At first, I kept to myself, as was my custom, but then I was sitting with my usual glass of red and a slab of St. André cheese, which I liked because of its semisoftness. It was not runny, but had just enough texture to get your knife through, to smear a little onto a piece of the excellent—baked at six A.M.—“baton,” which is the same as a baguette, only thinner, which gives more crust.
“Madame Matthews?”
I glanced up at the man who had, without my leave, taken the seat opposite. I knew he could not be French. No Frenchman would have been so impolite. I chose to ignore him.
“I wish to speak to you on a matter of importance for La France.” He leaned forward, gazing earnestly at me, as though making sure no one could overhear.
Now, when anyone speaks of La France, and not simply “France,” you understand immediately it is important.
“You speak of my country,” I said, arranging my cheese on a morsel of bread and taking a bite. “Though you are not French.”
“I am speaking of what you can do for your country, Madame. And you are correct, I am English. But it is your country that I, and others like me, wish to help. And you are in a position to help all of us.”
I listened carefully while he explained that he was a member of the British Intelligence Service, that they needed to connect with French people who had access to the Nazis because of who they were, and who they knew, or who they might meet at social events where gossip flowed as easily as the wine, and where many a detail of a planned raid or a troop movement or the whereabouts of important enemies might be overheard, and noted. And then passed on to the trusty intelligence officer, who recruited me right there and then, as a member.
I put on my old finery, and sometimes my old flirt face, and it was astonishing what secrets a man would let slip when he needed to boast to a woman like myself. Flattery, with those men, I discovered, got you everywhere.

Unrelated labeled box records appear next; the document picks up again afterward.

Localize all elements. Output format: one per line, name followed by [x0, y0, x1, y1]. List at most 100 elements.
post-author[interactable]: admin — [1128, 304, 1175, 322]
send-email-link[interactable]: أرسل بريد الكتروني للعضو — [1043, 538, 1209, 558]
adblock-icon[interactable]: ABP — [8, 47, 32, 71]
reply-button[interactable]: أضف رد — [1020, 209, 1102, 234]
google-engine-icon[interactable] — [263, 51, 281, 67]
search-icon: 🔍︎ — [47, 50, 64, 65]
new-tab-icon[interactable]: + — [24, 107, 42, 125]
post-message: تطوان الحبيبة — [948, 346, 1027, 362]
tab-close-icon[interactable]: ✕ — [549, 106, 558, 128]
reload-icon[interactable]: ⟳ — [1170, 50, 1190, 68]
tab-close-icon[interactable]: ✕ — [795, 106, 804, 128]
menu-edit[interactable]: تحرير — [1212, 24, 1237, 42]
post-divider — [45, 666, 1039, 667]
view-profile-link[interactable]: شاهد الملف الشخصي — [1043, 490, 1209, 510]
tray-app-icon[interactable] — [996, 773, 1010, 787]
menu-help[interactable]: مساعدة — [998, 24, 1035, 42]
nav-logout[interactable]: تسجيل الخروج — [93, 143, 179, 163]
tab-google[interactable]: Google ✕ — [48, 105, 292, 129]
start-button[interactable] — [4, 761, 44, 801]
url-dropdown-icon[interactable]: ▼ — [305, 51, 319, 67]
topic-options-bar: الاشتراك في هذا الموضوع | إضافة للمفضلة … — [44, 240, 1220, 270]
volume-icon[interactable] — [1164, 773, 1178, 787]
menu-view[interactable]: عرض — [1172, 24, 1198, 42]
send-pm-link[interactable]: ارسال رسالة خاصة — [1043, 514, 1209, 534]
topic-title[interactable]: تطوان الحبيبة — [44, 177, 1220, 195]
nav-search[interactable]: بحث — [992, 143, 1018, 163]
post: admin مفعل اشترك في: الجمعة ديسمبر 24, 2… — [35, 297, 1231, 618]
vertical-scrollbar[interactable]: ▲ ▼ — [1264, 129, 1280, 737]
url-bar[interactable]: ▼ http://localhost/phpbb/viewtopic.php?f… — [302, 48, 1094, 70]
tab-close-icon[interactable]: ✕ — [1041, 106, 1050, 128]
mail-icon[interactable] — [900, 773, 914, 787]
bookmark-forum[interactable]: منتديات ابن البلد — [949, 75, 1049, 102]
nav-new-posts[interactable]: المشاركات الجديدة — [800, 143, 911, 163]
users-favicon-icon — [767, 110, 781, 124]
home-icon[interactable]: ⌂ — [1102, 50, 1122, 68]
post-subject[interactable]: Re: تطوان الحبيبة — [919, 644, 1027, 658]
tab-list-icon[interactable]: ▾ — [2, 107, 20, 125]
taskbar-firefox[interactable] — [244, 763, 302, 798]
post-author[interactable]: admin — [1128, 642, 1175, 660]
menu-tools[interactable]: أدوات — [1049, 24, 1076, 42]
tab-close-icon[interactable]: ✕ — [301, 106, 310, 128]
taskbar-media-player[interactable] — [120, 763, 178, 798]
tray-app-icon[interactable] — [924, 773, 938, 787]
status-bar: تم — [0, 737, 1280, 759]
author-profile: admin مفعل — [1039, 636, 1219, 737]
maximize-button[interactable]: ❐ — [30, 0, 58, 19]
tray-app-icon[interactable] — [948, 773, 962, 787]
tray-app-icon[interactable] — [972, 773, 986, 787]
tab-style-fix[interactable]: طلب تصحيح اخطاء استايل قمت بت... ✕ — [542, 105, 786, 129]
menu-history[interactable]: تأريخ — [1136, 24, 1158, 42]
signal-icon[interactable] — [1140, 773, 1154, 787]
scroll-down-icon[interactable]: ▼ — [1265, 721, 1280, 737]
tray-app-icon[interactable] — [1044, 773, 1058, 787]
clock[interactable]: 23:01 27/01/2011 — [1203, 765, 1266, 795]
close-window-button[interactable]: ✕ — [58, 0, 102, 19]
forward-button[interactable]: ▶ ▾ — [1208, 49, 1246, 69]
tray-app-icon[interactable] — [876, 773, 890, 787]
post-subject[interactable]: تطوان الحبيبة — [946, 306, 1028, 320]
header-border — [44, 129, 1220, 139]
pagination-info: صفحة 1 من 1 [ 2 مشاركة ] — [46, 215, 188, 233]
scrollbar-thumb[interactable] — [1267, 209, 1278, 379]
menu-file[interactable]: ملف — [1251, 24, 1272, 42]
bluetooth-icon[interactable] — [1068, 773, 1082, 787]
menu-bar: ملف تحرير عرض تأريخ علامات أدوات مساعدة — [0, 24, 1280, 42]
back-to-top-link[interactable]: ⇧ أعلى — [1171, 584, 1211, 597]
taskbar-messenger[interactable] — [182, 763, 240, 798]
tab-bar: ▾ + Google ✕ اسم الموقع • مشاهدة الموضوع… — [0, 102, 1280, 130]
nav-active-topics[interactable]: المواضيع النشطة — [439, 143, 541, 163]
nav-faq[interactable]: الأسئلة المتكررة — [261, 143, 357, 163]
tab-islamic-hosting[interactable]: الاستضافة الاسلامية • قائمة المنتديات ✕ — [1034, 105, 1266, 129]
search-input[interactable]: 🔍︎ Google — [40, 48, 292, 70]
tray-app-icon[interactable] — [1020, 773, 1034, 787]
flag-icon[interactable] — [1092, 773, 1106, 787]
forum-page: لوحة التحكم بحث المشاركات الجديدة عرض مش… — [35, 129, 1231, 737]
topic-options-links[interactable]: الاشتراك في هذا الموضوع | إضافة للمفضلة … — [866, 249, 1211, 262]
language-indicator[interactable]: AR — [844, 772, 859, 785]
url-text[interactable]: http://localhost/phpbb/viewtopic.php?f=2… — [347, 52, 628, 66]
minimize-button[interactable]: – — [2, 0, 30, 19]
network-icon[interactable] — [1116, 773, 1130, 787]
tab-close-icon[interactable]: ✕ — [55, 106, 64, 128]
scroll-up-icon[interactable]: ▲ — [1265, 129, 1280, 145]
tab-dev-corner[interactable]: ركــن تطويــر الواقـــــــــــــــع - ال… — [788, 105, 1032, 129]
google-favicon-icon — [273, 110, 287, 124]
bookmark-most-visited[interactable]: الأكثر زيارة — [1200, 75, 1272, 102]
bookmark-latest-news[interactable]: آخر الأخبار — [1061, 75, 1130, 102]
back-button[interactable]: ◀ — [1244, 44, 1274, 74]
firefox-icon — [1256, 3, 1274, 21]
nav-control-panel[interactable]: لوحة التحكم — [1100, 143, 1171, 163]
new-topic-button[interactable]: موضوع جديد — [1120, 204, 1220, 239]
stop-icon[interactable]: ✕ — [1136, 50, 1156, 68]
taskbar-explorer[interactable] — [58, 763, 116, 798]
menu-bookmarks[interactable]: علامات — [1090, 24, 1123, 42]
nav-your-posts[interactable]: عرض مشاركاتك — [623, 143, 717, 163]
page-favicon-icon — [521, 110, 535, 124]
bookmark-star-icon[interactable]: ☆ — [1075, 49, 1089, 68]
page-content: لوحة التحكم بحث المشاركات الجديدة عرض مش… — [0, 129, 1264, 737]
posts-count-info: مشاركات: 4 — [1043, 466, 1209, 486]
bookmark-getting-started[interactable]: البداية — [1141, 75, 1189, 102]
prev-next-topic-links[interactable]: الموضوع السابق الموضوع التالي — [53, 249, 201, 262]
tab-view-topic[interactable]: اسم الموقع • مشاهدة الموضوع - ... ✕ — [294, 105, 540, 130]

At first it was not difficult. I was able to help in several cases, which I was told later resulted in lives saved, positions altered, a safer escape route taken. I played only a small part, but I helped in my own way, and I hoped some of those saved lives were because of me.
I also picked up my old self, the singer, the entertainer. I offered my services to the War Office and put together a pianist, or sometimes an accordion player for when there was no piano, as well as a guitarist, and the woman who had for many years been my dresser.